Every weekday, we headed to the school where we took Spanish classes. Over the course of the two weeks, we completed 40 hours of classes. In the classes, we learned a lot of grammar and practiced applications in conversations with the amazing teachers at Amauta. And on the weekends we went on excursions. One of these was Machu Picchu. It was incredibly breathtaking. The view was amazing and to think an advanced civilization was standing in the same soil where we stood was mind blowing.

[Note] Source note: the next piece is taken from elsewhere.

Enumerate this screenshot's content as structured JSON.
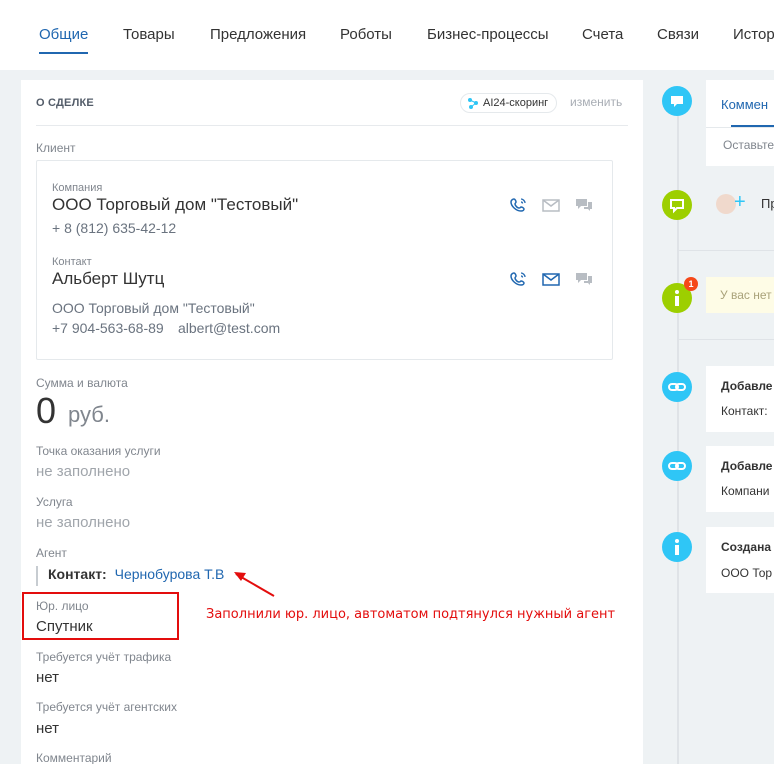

But the most unforgettable part of the whole trip was volunteering. Lily and I worked with the project San Nicolas Urraca. Everyday, around 20 to 30 kids would come to play with the other kids. One kid told me about fruit he sold on the street that day, another about baskets she made with her mother, and many about the school days they had come from. But when the kids came together it was all pure laughter and happiness. When we first walked in and introduced ourselves, the kids were very warm. They gave us hugs and included us in their games. A lot of times, we walked outside and drew on the sidewalk and played hopscotch. Other times we played cards or puzzles inside. Their favorite activity was to go to the park, where we went once a week. They rode tall slides and jumped on the trampolines. Other times, we gave them piggy back rides or played tag. Over the two weeks, we bonded with all the kids. We learned about their families, their friends, and their favorite colors and activities. At the end of the day, they always gave us hugs and asked when we’d see them again. Seeing the kids have so much joy over things that we, in the states take for granted, was eye-opening. It was an experience that I’ll never forget. At the end of the two weeks, Machi, the woman who ran the project, spoke with us in Spanish. “You must remember to be grateful for what you have,” she said. “Be grateful to have opportunities in the States that many others do not have. You have been privileged. But in the end, remember that we are all still children. We all have hearts that beat, lungs that breathe and cuts that bleed.”
The trip to Peru was an incredible experience. While my Spanish improved immensely, I learned much more than just the language. I learned about different people, a different culture, and different ways of life. I cannot thank everyone who made this trip possible enough. Thank you for giving me an experience I’ll never forget. Cusco, until we meet again.